Spread tightening “was further exacerbated by the UK pension crisis, which sharply tightened longer-tenor spreads,” and Barclays believes that “the overhang from that episode should fade over time.” Then, “10y spreads managed to find support, but came under renewed pressure as rates rallied after the November FOMC meeting, when the committee discussed the possibility of moderating the pace of hikes at upcoming meetings” and “this, along with the upside surprise in issuance from corporate borrowers, tightened spreads lower into a new range,” Barclays explains.

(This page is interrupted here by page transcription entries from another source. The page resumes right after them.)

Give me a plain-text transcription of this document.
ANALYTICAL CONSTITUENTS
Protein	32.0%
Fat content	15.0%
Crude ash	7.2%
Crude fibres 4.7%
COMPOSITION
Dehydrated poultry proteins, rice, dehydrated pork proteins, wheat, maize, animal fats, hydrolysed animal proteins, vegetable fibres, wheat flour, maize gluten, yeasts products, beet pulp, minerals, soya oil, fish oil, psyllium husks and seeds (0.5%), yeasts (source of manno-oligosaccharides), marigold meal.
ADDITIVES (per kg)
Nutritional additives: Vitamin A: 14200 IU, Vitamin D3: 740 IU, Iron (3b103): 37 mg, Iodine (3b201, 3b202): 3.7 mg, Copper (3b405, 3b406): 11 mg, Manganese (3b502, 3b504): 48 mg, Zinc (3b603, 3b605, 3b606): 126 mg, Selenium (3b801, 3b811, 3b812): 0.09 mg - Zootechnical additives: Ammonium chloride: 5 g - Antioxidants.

Currently, SOFR swaps 2s 3.5bps (+1bps), 3s -16.75bps (-0.125bps), 5s -25.75bps (+0.125bps), 7s -34.375bps +-0.25bps), 10s -31.5bps (+1bps), 20s -63.25bps (+2.75bps), 30s -67.375bps (+1bps).
Zero-coupon callables and Formosas
- Asian Development Bank sold a $15m 15y NC5 zero coupon callable (non-Formosa). The EMTN matures Dec 2037 and is callable annually starting Dec 2027. Lead JPM. Estimated IRR 4.69%. Announced Dec 5.
For a complete review of issuance over the past week, please see USD New Issues.
- Energy Transfer priced a $2.5bn 2-part ($1bn long 5y and $1.5bn long 10y). Leads DB, Barclays, BofA and WFS. Baa3/BBB-/BBB-. +175bps and +215bps.
- Duke Energy priced a $1bn 2-part ($500m 3y and $500m 5y). Leads MUFG, BofA, CS, RBCCM and TSI. Baa2/BBB. +88bps and +123bps.
- Athene Holding priced a $500m perp NC5 $25 par preferred. Leads WFS, BofA, MS and RBC. Baa3/BBB/BBB. 7.75%.
- Royal Bank of Canada priced a $1.25bn 3y USD Covered bond. Leads Barclays, Lloyds and RBC (B&D). Aaa/AAA. Mid swaps +85bps.